The piece will premiere on 4 September 2019 at the opening concert for the Finnish Radio Symphony Orchestra’s autumn season. In the future, the new fanfare will be used in the Musiikkitalo Concert Hall to signal the beginning of all concerts and the end of a concert’s intermission.
Saariaho describes the writing process as an intriguing professional challenge; the fanfare is Gebrauchsmusik written for a specific space and context. Only a few seconds in duration, the piece required an enormous amount of thought. Saariaho needed to consider not only the music but also the acoustic requirements the space and context impose on the piece as well as the communicative content of the work.

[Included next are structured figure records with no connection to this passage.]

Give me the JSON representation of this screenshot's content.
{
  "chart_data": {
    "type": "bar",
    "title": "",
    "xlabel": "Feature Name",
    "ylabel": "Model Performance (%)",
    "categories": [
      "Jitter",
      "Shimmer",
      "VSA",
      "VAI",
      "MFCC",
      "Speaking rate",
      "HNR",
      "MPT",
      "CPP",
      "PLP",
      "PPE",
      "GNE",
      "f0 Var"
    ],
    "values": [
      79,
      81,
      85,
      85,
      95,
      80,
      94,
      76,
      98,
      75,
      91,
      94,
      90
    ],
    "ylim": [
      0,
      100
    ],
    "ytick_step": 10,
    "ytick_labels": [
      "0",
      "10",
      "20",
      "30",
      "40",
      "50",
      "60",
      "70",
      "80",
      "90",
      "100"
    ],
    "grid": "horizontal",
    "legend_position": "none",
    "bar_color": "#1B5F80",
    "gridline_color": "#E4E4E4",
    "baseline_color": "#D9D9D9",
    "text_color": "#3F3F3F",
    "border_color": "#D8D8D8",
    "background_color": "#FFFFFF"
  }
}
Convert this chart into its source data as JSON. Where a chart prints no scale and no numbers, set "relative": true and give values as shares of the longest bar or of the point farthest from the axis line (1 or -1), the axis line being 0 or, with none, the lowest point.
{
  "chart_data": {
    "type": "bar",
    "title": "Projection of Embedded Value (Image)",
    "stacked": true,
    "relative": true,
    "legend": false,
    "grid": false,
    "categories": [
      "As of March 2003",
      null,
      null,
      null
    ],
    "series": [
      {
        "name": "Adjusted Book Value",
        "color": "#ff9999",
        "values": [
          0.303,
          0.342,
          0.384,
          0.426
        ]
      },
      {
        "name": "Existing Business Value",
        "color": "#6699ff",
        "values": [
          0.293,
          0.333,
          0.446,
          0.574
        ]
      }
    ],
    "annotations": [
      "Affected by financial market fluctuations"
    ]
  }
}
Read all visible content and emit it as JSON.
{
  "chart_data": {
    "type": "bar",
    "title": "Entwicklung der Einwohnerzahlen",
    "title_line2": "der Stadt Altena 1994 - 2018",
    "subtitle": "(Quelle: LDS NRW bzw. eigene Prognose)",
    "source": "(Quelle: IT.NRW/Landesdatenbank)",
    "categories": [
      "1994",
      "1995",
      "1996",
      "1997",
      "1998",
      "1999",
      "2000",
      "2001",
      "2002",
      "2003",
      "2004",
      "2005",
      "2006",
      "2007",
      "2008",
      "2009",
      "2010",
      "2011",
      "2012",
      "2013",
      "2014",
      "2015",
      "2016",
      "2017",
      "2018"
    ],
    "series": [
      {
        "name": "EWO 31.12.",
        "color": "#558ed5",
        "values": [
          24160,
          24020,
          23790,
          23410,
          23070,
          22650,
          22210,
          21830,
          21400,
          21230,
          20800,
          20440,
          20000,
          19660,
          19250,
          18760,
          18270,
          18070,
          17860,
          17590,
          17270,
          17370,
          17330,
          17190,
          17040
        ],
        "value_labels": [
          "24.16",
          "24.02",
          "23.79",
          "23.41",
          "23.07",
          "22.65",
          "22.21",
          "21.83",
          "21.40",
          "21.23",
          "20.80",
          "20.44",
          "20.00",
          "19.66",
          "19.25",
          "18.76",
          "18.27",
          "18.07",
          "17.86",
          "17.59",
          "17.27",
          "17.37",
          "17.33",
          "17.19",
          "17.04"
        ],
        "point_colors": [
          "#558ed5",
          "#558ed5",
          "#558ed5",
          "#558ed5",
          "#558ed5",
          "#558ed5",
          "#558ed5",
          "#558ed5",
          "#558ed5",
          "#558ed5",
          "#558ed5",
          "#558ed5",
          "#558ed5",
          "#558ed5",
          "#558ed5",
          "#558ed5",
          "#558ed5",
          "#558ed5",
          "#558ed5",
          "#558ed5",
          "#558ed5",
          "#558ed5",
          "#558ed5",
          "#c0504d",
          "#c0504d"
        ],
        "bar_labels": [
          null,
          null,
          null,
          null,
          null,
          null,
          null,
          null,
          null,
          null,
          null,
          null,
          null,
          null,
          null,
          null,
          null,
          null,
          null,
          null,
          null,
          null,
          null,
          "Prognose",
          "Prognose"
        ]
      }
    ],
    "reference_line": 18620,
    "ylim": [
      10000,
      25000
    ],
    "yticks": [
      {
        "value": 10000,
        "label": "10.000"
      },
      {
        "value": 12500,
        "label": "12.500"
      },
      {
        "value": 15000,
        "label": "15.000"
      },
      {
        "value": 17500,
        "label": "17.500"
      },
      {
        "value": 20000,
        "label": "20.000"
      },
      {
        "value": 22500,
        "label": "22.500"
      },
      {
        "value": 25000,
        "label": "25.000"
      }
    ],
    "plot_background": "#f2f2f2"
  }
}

“First, some of the listeners will hear the fanfare every week, some only once on an incidental visit to a concert. Second, when the fanfare sounds, the visitor may be chatting with a friend or queuing up for refreshments. However, the most important thing was eventually to make sure that the visitor recognises the difference between the first, second, and last end-of-interval fanfares,” Saariaho says.
The new Musiikkitalo fanfare was written for kantele and percussion. “I chose kantele because a Finnish instrument suits a Finnish concert venue perfectly. I also like the clear and ringing sound of kantele. Furthermore, the high-pitched, clear and metallic percussion makes the piece snappy and appropriately signal-like,” Saariaho says.
The piece was played for recording by Eija Kankaanranta on kantele and Heikki Parviainen on percussion.
The recording was made and mixed by Jori Tossavainen.